| About this Abstract |
| Meeting |
2022 TMS Annual Meeting & Exhibition
|
| Symposium
|
Defects and Properties of Cast Metals IV
|
| Presentation Title |
Quantifying Pore Evolution during Laser Powder Fusion Using High-speed X-ray Imaging and High Fidelity Multiphase Simulation |
| Author(s) |
Chu Lun Alex Leung, Michael Mallon, Dawid Luczyniec, Yuze Huang, Samuel J. Clark, Yunhui Chen, Sebastian Marussi, Lorna Sinclair, Margie P. Olbinado, Elodie Boller, Alexander Rack, Iain Todd, Peter D. Lee |
| On-Site Speaker (Planned) |
Chu Lun Alex Leung |
| Abstract Scope |
Laser powder bed fusion additive manufacturing (LPBF) produces complex net-shape parts from alloy powders, in a layer-by-layer manner.
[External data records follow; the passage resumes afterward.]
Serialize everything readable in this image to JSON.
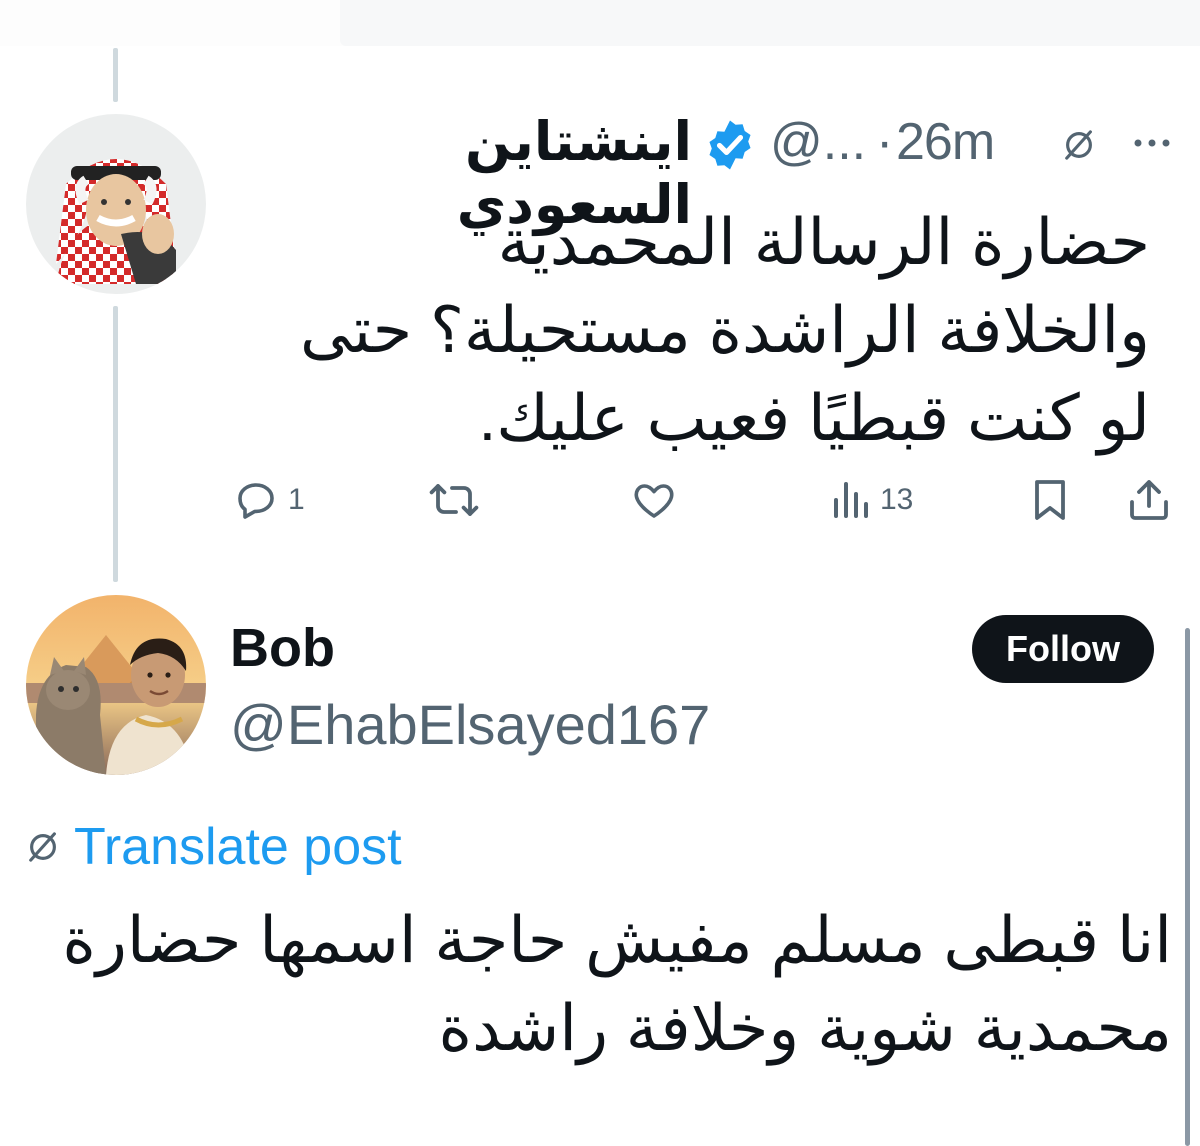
{
  "tweet": {
    "author_name": "اينشتاين السعودي",
    "handle": "@...",
    "separator": "·",
    "time": "26m",
    "text_lines": [
      "حضارة الرسالة المحمدية",
      "والخلافة الراشدة مستحيلة؟  حتى",
      "لو كنت قبطيًا فعيب عليك."
    ],
    "actions": {
      "replies": "1",
      "reposts": "",
      "likes": "",
      "views": "13"
    }
  },
  "reply": {
    "author_name": "Bob",
    "handle": "@EhabElsayed167",
    "follow_label": "Follow",
    "translate_label": "Translate post",
    "text_lines": [
      "انا قبطى مسلم مفيش حاجة اسمها حضارة",
      "محمدية شوية وخلافة راشدة"
    ]
  },
  "colors": {
    "text": "#0f1419",
    "secondary": "#536471",
    "accent": "#1d9bf0",
    "verified": "#1d9bf0",
    "thread_line": "#cfd9de"
  },
  "icons": {
    "verified": "verified-badge-icon",
    "grok": "grok-icon",
    "more": "more-icon",
    "reply": "reply-icon",
    "repost": "repost-icon",
    "like": "like-icon",
    "views": "views-icon",
    "bookmark": "bookmark-icon",
    "share": "share-icon"
  }
}
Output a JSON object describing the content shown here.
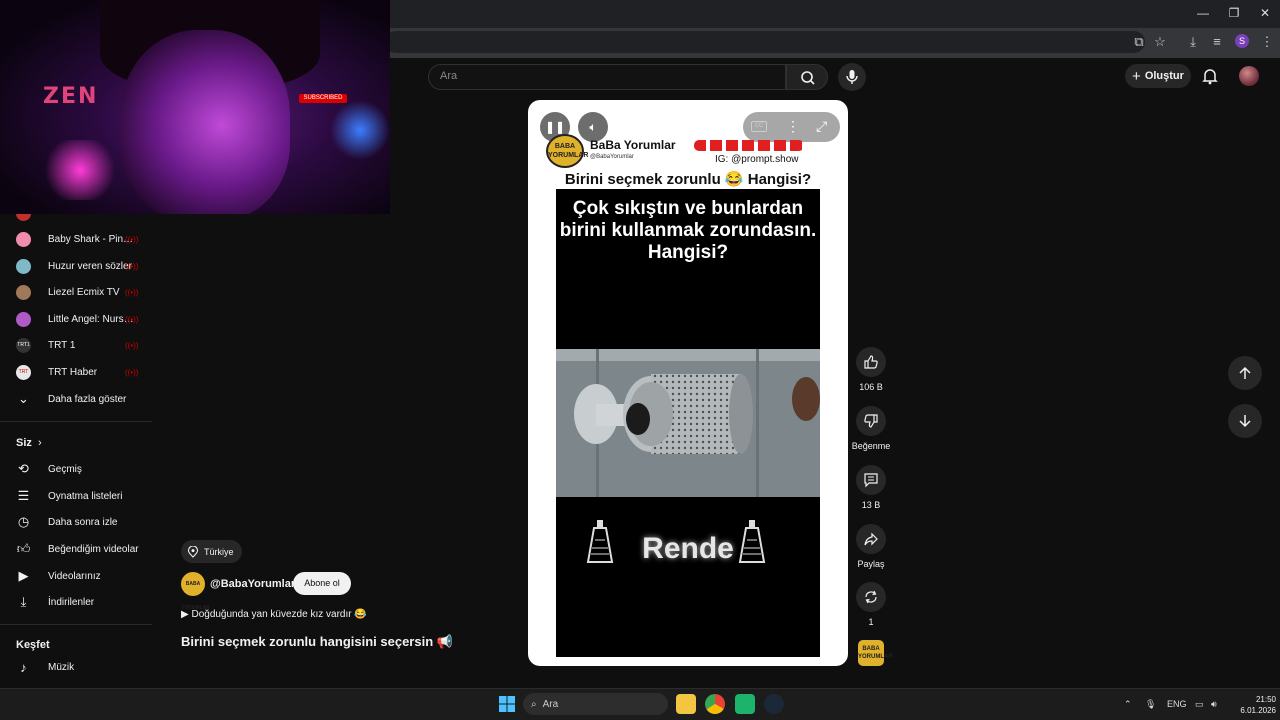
{
  "colors": {
    "accent_red": "#cc0000",
    "bg": "#0f0f0f",
    "chip": "#272727",
    "brand_yellow": "#e0b12a"
  },
  "header": {
    "search_placeholder": "Ara",
    "create_label": "Oluştur",
    "icons": [
      "search-icon",
      "mic-icon",
      "plus-icon",
      "bell-icon",
      "avatar"
    ]
  },
  "pip": {
    "logo_text": "ZEN",
    "subscribed_badge": "SUBSCRIBED"
  },
  "sidebar": {
    "subscriptions": [
      {
        "label": "Baby Shark - Pin…"
      },
      {
        "label": "Huzur veren sözler"
      },
      {
        "label": "Liezel Ecmix TV"
      },
      {
        "label": "Little Angel: Nurs…"
      },
      {
        "label": "TRT 1",
        "avatar_text": "TRT1"
      },
      {
        "label": "TRT Haber",
        "avatar_text": "TRT"
      }
    ],
    "show_more": "Daha fazla göster",
    "you_section": "Siz",
    "you_items": [
      {
        "label": "Geçmiş",
        "icon": "history-icon"
      },
      {
        "label": "Oynatma listeleri",
        "icon": "playlist-icon"
      },
      {
        "label": "Daha sonra izle",
        "icon": "clock-icon"
      },
      {
        "label": "Beğendiğim videolar",
        "icon": "thumb-up-icon"
      },
      {
        "label": "Videolarınız",
        "icon": "video-icon"
      },
      {
        "label": "İndirilenler",
        "icon": "download-icon"
      }
    ],
    "explore_section": "Keşfet",
    "explore_items": [
      {
        "label": "Müzik",
        "icon": "music-icon"
      }
    ]
  },
  "video": {
    "channel_name": "BaBa Yorumlar",
    "channel_handle": "@BabaYorumlar",
    "channel_logo_text": "BABA YORUMLAR",
    "ig_text": "IG: @prompt.show",
    "title_overlay": "Birini seçmek zorunlu 😂 Hangisi?",
    "question": "Çok sıkıştın ve bunlardan birini kullanmak zorundasın. Hangisi?",
    "item_label": "Rende"
  },
  "actions": {
    "likes": "106 B",
    "dislike_label": "Beğenme",
    "comments": "13 B",
    "share_label": "Paylaş",
    "remix_count": "1"
  },
  "description": {
    "location": "Türkiye",
    "handle": "@BabaYorumlar",
    "subscribe_label": "Abone ol",
    "line": "▶ Doğduğunda yan küvezde kız vardır 😂",
    "title": "Birini seçmek zorunlu hangisini seçersin 📢"
  },
  "taskbar": {
    "search_label": "Ara",
    "lang": "ENG",
    "time": "21:50",
    "date": "6.01.2026"
  }
}
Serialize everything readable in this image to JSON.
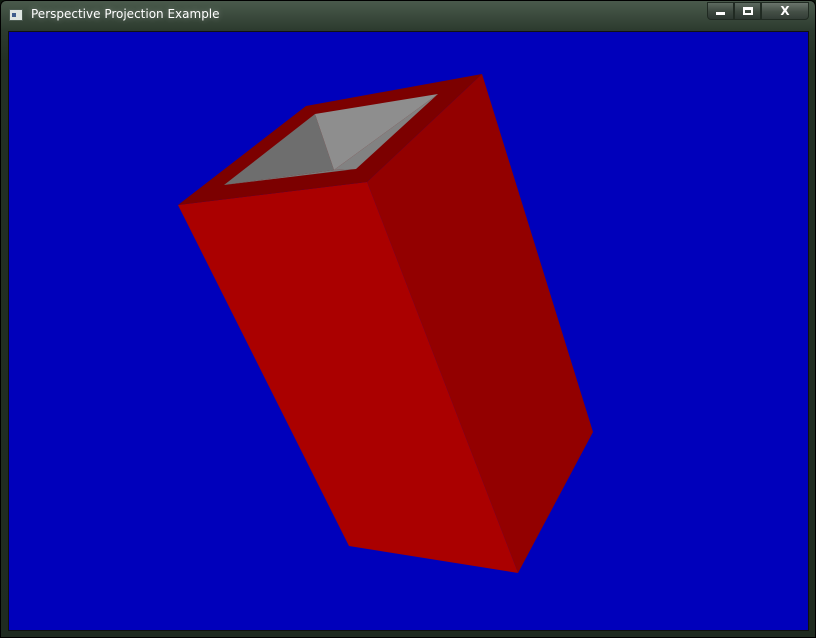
{
  "window": {
    "title": "Perspective Projection Example",
    "icon": "app-window-icon"
  },
  "caption_buttons": {
    "minimize_icon": "minimize-icon",
    "maximize_icon": "maximize-icon",
    "close_label": "X"
  },
  "scene": {
    "background_color": "#0000bb",
    "object": "open-top red box",
    "outer_front_color": "#aa0000",
    "outer_right_color": "#930000",
    "rim_color": "#7c0000",
    "inner_light_color": "#8e8e8e",
    "inner_dark_color": "#6e6e6e"
  }
}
X-ray imaging studies of pore evolution mostly focus on single-layer tracks on substrates, missing the interaction of the laser beam with pre-existing pores in prior layers. Here, we used an in situ and operando process replicator (ISOPR), synchrotron X-ray imaging and high fidelity simulation to monitor and elucidate the process dynamics during a multilayer build of a Ni-superalloy. We quantify the changes in keyhole geometry, porosity, and remelting zone, as a function of time, layer number, and local layer thickness. These results were compared with a multiphase and multiphysics simulation to reveal the solid-liquid-gas-metal vapour interaction, keyhole evolution mechanisms, melt pool, and porosity. This work highlights the impact of layer thickness on build quality for powder bed fusion processes and suggests ways to mitigate the formation of imperfections. |
| Proceedings Inclusion? |
Planned: |
| Keywords |
Additive Manufacturing, Solidification, Modeling and Simulation |